The last cut is the deepest

Monday 12th September 2016

In a widely-anticipated move following Britain's vote to leave the European Union, the Bank cut the rate from 0.5% to 0.25% last month and added £70bn to its quantitative easing (QE) programme.

 

It said the vote for Brexit had led to a falling exchange rate and “weakened markedly” the outlook for growth in the short to medium term. The 25 basis point cut was the BoE’s first since 2009 and sees the rate fall to an all time low. The extra QE will include the purchase of £60bn of UK government bonds, taking the total stock of these asset purchases to £435bn from the current £375bn, and up to £10bn of UK corporate bonds.

Both 10 and 20-year gilt yields hit record lows following the announcement, with the yield on 10-year government debt falling to 0.67%. M&G, which composed the chart above, said the market had already priced in a 100% chance of a rate cut to 0.25%, but added: “What came as a surprise was the extent of the stimulus package, which could expand the bank’s balance sheet by £170bn, including £10bn of corporate bond purchases. Soft economic indicators released post referendum suggest a large decline in business activity and consumer confidence. Because of the likely downturn in economic growth in 2017 as indicated by the BoE slashing its growth forecasts from 2.3% to 0.8%, the MPC decided to act pre-emptively and has announced a package of measures aimed at supporting the UK economy.”

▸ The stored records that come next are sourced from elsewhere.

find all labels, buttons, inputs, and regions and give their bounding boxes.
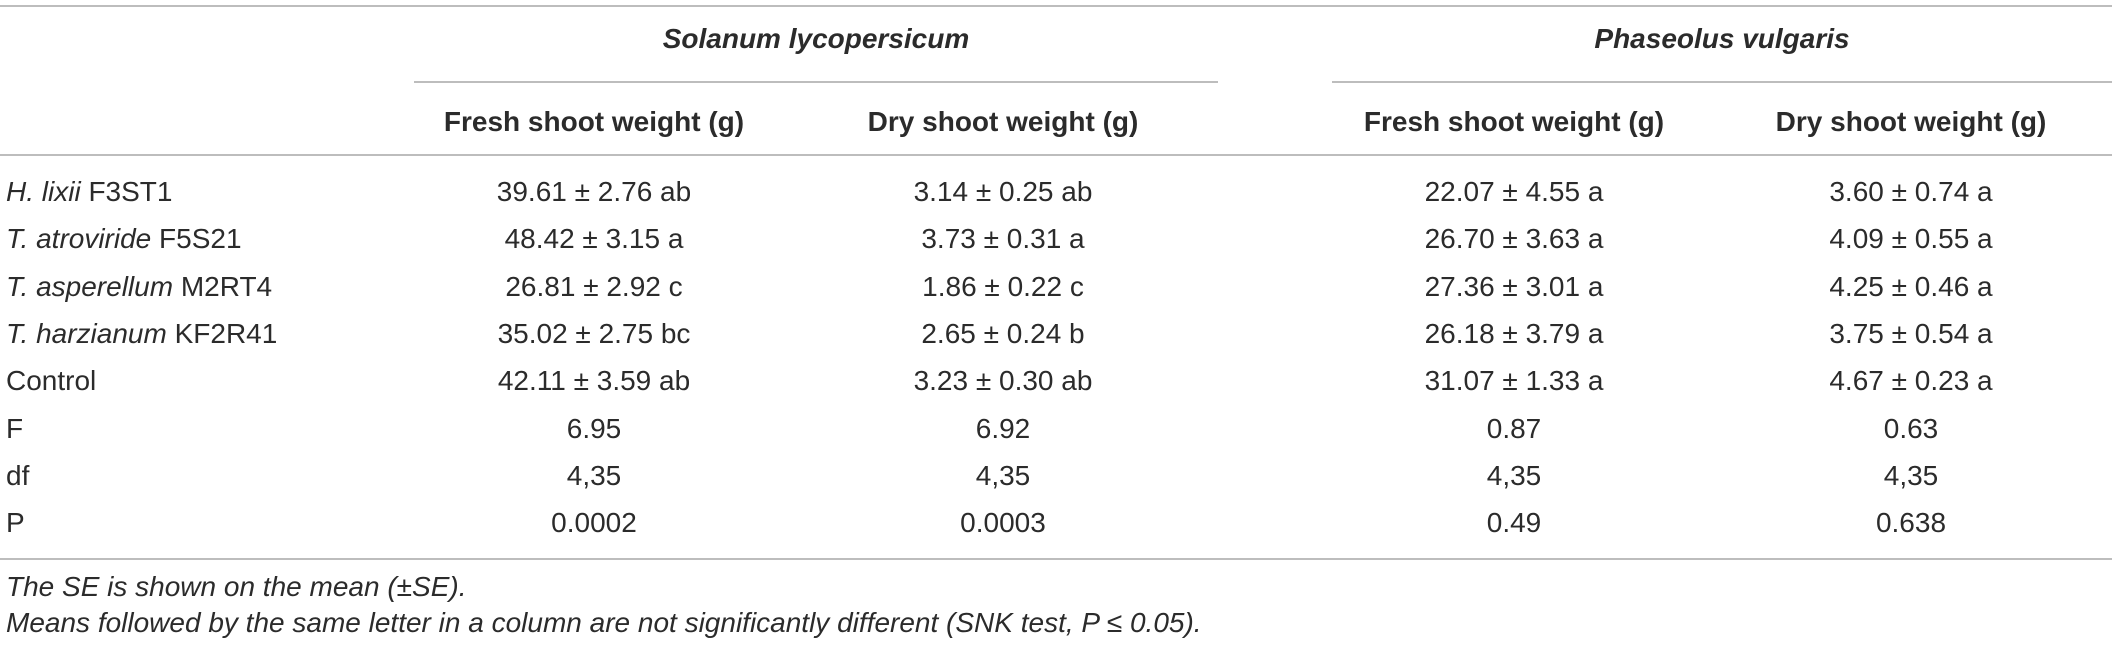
table-cell: 22.07 ± 4.55 a — [1424, 176, 1604, 207]
column-header-phaseolus-fresh: Fresh shoot weight (g) — [1363, 106, 1665, 137]
row-label: T. atroviride F5S21 — [6, 222, 242, 256]
table-cell: 4.25 ± 0.46 a — [1829, 271, 1993, 302]
species-name: T. harzianum — [6, 318, 167, 349]
table-cell: 26.18 ± 3.79 a — [1424, 318, 1604, 349]
table-cell: 0.49 — [1486, 507, 1542, 538]
row-label: Control — [6, 364, 96, 398]
header-rule — [0, 154, 2112, 156]
strain-name: df — [6, 460, 30, 491]
species-name: H. lixii — [6, 176, 81, 207]
table-cell: 48.42 ± 3.15 a — [504, 223, 684, 254]
table-cell: 35.02 ± 2.75 bc — [497, 318, 691, 349]
table-cell: 4,35 — [1486, 460, 1542, 491]
table-top-rule — [0, 5, 2112, 7]
table-cell: 2.65 ± 0.24 b — [921, 318, 1085, 349]
table-cell: 0.0003 — [960, 507, 1046, 538]
table-cell: 6.92 — [975, 413, 1031, 444]
row-label: H. lixii F3ST1 — [6, 175, 172, 209]
strain-name: F3ST1 — [80, 176, 173, 207]
table-cell: 4,35 — [566, 460, 622, 491]
group-title-phaseolus: Phaseolus vulgaris — [1594, 23, 1850, 54]
table-cell: 3.14 ± 0.25 ab — [913, 176, 1093, 207]
column-header-phaseolus-dry: Dry shoot weight (g) — [1775, 106, 2047, 137]
column-header-solanum-fresh: Fresh shoot weight (g) — [443, 106, 745, 137]
table-cell: 6.95 — [566, 413, 622, 444]
table-cell: 27.36 ± 3.01 a — [1424, 271, 1604, 302]
group-rule-phaseolus — [1332, 81, 2112, 83]
table-cell: 0.87 — [1486, 413, 1542, 444]
strain-name: F — [6, 413, 24, 444]
group-rule-solanum — [414, 81, 1218, 83]
row-label: F — [6, 412, 23, 446]
table-cell: 4,35 — [975, 460, 1031, 491]
table-cell: 0.0002 — [551, 507, 637, 538]
table-bottom-rule — [0, 558, 2112, 560]
table-cell: 3.73 ± 0.31 a — [921, 223, 1085, 254]
table-cell: 3.23 ± 0.30 ab — [913, 365, 1093, 396]
table-cell: 3.60 ± 0.74 a — [1829, 176, 1993, 207]
table-cell: 26.70 ± 3.63 a — [1424, 223, 1604, 254]
footnote-se: The SE is shown on the mean (±SE). — [6, 571, 467, 602]
row-label: T. harzianum KF2R41 — [6, 317, 277, 351]
footnote-snk: Means followed by the same letter in a c… — [6, 607, 1202, 638]
table-cell: 4,35 — [1883, 460, 1939, 491]
table-cell: 42.11 ± 3.59 ab — [497, 365, 691, 396]
column-header-solanum-dry: Dry shoot weight (g) — [867, 106, 1139, 137]
row-label: T. asperellum M2RT4 — [6, 270, 272, 304]
table-cell: 0.63 — [1883, 413, 1939, 444]
table-cell: 26.81 ± 2.92 c — [505, 271, 683, 302]
row-label: P — [6, 506, 25, 540]
strain-name: KF2R41 — [166, 318, 278, 349]
strain-name: F5S21 — [151, 223, 242, 254]
strain-name: P — [6, 507, 25, 538]
group-title-solanum: Solanum lycopersicum — [662, 23, 970, 54]
species-name: T. asperellum — [6, 271, 174, 302]
table-cell: 39.61 ± 2.76 ab — [496, 176, 692, 207]
table-cell: 3.75 ± 0.54 a — [1829, 318, 1993, 349]
table-cell: 4.67 ± 0.23 a — [1829, 365, 1993, 396]
species-name: T. atroviride — [6, 223, 152, 254]
row-label: df — [6, 459, 29, 493]
table-cell: 4.09 ± 0.55 a — [1829, 223, 1993, 254]
table-cell: 1.86 ± 0.22 c — [922, 271, 1084, 302]
table-cell: 0.638 — [1875, 507, 1947, 538]
strain-name: Control — [6, 365, 97, 396]
strain-name: M2RT4 — [173, 271, 273, 302]
table-cell: 31.07 ± 1.33 a — [1424, 365, 1604, 396]
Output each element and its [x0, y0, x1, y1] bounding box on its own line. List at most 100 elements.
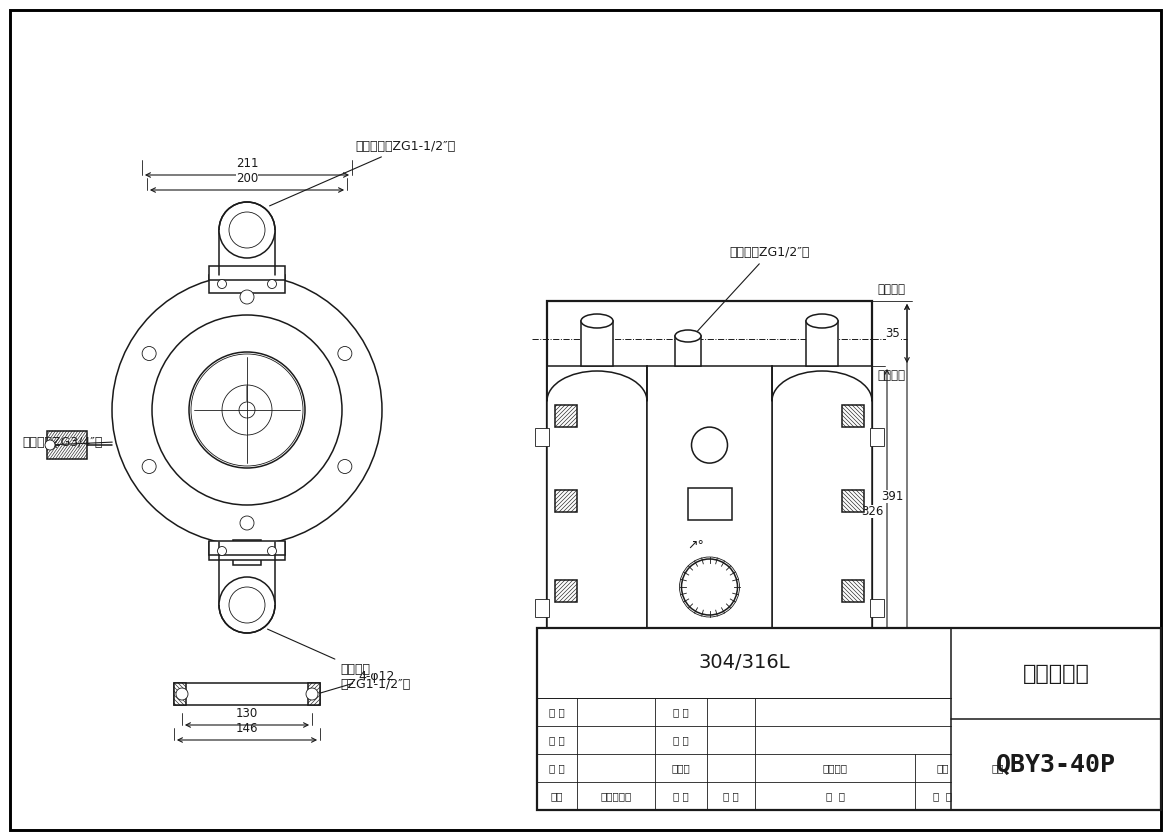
Text: 130: 130: [235, 707, 258, 720]
Bar: [569, 657, 609, 675]
Circle shape: [219, 202, 275, 258]
Text: 比例: 比例: [991, 763, 1004, 773]
Bar: [537, 628, 1160, 810]
Circle shape: [306, 688, 319, 700]
Text: 物料出口（ZG1-1/2″）: 物料出口（ZG1-1/2″）: [269, 140, 456, 206]
Bar: [674, 336, 701, 366]
Bar: [648, 366, 772, 657]
Bar: [174, 683, 186, 705]
Text: 391: 391: [881, 490, 903, 503]
Bar: [842, 580, 864, 602]
Circle shape: [267, 547, 276, 555]
Text: 304/316L: 304/316L: [698, 654, 789, 673]
Bar: [581, 321, 612, 366]
Bar: [842, 580, 864, 602]
Text: 日 期: 日 期: [673, 707, 689, 717]
Bar: [208, 541, 285, 555]
Bar: [870, 428, 884, 446]
Bar: [308, 683, 320, 705]
Bar: [547, 301, 872, 692]
Text: 重量: 重量: [937, 763, 949, 773]
Circle shape: [152, 315, 342, 505]
Ellipse shape: [806, 314, 838, 328]
Bar: [535, 428, 549, 446]
Circle shape: [218, 547, 226, 555]
Bar: [842, 490, 864, 512]
Circle shape: [44, 440, 55, 450]
Circle shape: [142, 346, 156, 360]
Bar: [233, 270, 261, 275]
Text: 200: 200: [235, 172, 258, 185]
Text: （出口）: （出口）: [877, 283, 905, 296]
Circle shape: [230, 587, 265, 623]
Bar: [535, 599, 549, 617]
Text: （进口）: （进口）: [877, 369, 905, 382]
Text: QBY3-40P: QBY3-40P: [997, 753, 1116, 776]
Circle shape: [230, 212, 265, 248]
Text: 签 字: 签 字: [673, 791, 689, 801]
Bar: [547, 657, 872, 692]
Bar: [555, 405, 577, 427]
Bar: [308, 683, 320, 705]
Bar: [555, 490, 577, 512]
Bar: [842, 405, 864, 427]
Text: ↗°: ↗°: [687, 539, 704, 553]
Circle shape: [189, 352, 304, 468]
Bar: [174, 683, 186, 705]
Text: 325: 325: [698, 739, 720, 752]
Text: 日 期: 日 期: [724, 791, 739, 801]
Text: 更改文件号: 更改文件号: [601, 791, 631, 801]
Text: 共  页: 共 页: [826, 791, 844, 801]
Text: 35: 35: [885, 327, 900, 340]
Bar: [547, 366, 648, 657]
Polygon shape: [247, 385, 272, 435]
Bar: [870, 599, 884, 617]
Circle shape: [142, 459, 156, 474]
Circle shape: [338, 346, 351, 360]
Ellipse shape: [674, 330, 701, 342]
Circle shape: [240, 516, 254, 530]
Text: 审 核: 审 核: [549, 735, 564, 745]
Bar: [555, 490, 577, 512]
Bar: [174, 683, 320, 705]
Circle shape: [219, 577, 275, 633]
Text: 标记: 标记: [550, 791, 563, 801]
Text: 设 计: 设 计: [549, 763, 564, 773]
Circle shape: [338, 459, 351, 474]
Circle shape: [240, 290, 254, 304]
Bar: [47, 431, 87, 459]
Text: 图样标记: 图样标记: [822, 763, 848, 773]
Bar: [555, 580, 577, 602]
Circle shape: [692, 427, 727, 463]
Text: 工 艺: 工 艺: [549, 707, 564, 717]
Bar: [772, 366, 872, 657]
Bar: [208, 266, 285, 280]
Bar: [842, 405, 864, 427]
Polygon shape: [222, 385, 247, 435]
Bar: [810, 657, 850, 675]
Ellipse shape: [581, 314, 612, 328]
Bar: [842, 490, 864, 512]
Circle shape: [218, 280, 226, 288]
Text: 批 准: 批 准: [673, 735, 689, 745]
Bar: [47, 431, 87, 459]
Circle shape: [191, 354, 303, 466]
Text: 172: 172: [622, 724, 644, 737]
Text: 标准化: 标准化: [672, 763, 691, 773]
Text: 92: 92: [726, 709, 741, 722]
Text: 146: 146: [235, 722, 259, 735]
Bar: [687, 488, 732, 520]
Ellipse shape: [819, 676, 841, 694]
Text: 326: 326: [861, 505, 883, 518]
Text: 进气口（ZG1/2″）: 进气口（ZG1/2″）: [694, 246, 810, 334]
Text: 消声器（ZG3/4″）: 消声器（ZG3/4″）: [22, 435, 102, 449]
Bar: [233, 540, 261, 565]
Bar: [208, 542, 285, 560]
Text: 物料进口
（ZG1-1/2″）: 物料进口 （ZG1-1/2″）: [267, 629, 410, 691]
Bar: [555, 580, 577, 602]
Text: 4-φ12: 4-φ12: [320, 670, 395, 693]
Text: 141: 141: [607, 709, 629, 722]
Bar: [806, 321, 838, 366]
Text: 第  页: 第 页: [933, 791, 952, 801]
Ellipse shape: [578, 676, 600, 694]
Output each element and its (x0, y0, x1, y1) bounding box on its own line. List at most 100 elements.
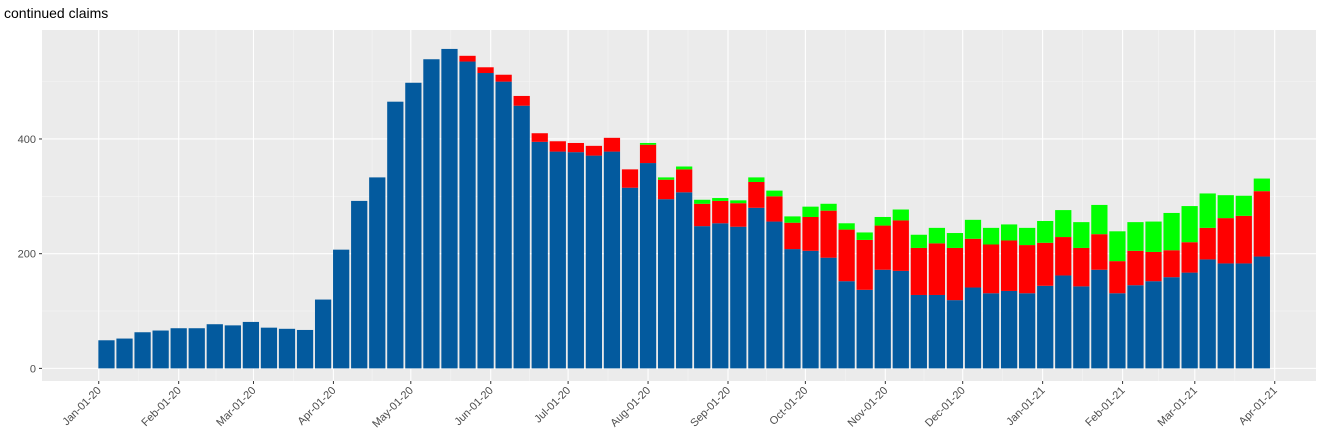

The rate cut, in combination with the post-Brexit fallout, caused the aggregate funding level for UK pension schemes to near an all-time low. PPF figures revealed the estimated deficit for the 5,945 defined benefit (DB) schemes eligible for entry to the lifeboat fund, increased from £383.6bn at the end of June to £408bn at the end of July – a funding level decrease from 78% to 77.4%. Blackrock head of UK strategic clients Andrew Tunningley said: “Pension scheme funding remains down in the dumps. The path of future rates is likely to be even lower for an even longer period, confirmed by the Bank of England’s decision to cut the Bank Rate to 0.25% and indications there could be further cuts to around zero.”